Surgical correction is usually not attempted because the urethra cranial to the abnormal orifice is deficient. In the present case although the uretheral opening was 3 cm from the tip of the penis, it was patent up to the urinary bladder. One author [9] unsuccessfully attempted to reconstruct the urethra and, subsequently carried out amputation of the penis whilst others [13,3] recommended the removal of the open prepuce, partial penile amputation and prescrotal or perineal urethrostomy and castration as the treatment for hypospadias. When there are severe urethral defects, excision of the external genitalia and urethrostomy is the treatment of choice [7]. In the present case the preputial sheath was easily reconstructed to cover the exposed penis. It was not necessary to modify the preputial orifice since, after surgery, the preputial opening created was sufficiently large and long enough to allow outflow of urine without scalding the ventral abdominal skin.

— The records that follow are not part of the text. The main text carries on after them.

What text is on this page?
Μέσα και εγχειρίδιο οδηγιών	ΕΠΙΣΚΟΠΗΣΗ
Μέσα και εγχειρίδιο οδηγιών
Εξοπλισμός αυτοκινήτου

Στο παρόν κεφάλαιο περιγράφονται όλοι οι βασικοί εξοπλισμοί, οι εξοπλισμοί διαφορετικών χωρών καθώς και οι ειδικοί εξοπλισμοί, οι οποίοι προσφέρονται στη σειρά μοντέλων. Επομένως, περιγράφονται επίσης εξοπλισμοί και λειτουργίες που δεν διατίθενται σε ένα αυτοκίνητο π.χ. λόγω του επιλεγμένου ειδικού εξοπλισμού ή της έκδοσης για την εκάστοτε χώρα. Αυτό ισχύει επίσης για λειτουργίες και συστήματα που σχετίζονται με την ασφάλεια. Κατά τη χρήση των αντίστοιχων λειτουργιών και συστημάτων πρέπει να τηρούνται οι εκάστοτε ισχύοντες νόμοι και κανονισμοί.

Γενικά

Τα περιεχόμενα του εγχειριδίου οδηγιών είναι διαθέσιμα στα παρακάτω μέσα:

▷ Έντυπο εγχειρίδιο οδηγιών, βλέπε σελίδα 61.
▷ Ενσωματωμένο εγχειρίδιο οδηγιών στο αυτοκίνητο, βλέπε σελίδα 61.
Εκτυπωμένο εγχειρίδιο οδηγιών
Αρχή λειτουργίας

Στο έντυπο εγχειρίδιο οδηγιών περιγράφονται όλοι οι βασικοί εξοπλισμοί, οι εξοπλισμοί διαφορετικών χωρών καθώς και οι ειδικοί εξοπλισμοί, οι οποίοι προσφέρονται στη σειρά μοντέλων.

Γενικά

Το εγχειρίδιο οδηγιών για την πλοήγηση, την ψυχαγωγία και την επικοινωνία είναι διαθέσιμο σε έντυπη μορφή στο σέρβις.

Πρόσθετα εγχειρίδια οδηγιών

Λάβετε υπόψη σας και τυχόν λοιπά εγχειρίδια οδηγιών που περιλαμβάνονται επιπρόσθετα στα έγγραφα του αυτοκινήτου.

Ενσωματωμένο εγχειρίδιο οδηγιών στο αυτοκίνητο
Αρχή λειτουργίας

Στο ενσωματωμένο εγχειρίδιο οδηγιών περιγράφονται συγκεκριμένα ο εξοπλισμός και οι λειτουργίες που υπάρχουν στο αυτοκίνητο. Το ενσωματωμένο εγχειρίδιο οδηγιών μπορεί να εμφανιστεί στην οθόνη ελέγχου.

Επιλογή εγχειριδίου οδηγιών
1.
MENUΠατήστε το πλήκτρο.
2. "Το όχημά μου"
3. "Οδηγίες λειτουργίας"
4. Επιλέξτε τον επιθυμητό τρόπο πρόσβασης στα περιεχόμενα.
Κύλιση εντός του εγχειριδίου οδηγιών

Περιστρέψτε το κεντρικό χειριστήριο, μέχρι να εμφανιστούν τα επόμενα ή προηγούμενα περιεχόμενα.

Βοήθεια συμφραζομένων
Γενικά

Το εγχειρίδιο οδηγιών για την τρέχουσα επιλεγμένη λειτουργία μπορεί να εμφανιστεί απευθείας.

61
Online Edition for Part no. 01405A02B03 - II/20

It is thought that initially the penis appeared dry because of exposure to the air and it was soiled whenever the dog lay down. This must have caused irritation and probable ascending urethritis from bacteria entering through the abnormally located urethral opening. Urinary incontinence without neurological deficits is a frequent observation in dogs with hypospadias. In the present case it is presumed that the constant penile irritation and ascending urethritis could have been responsible for the urinary incontinence. In some animals penile and preputial disorders may be associated with pain, incontinence or reluctance to breed. In the present case, the owner was not interested in breeding the dog, and was satisfied with the outcome of surgery. It is concluded that in the less severe cases of hypospadias an attempt should be made to surgically reconstruct the affected parts. Although the cause of hypospadias is not known, affected dogs should not be used for breeding purposes.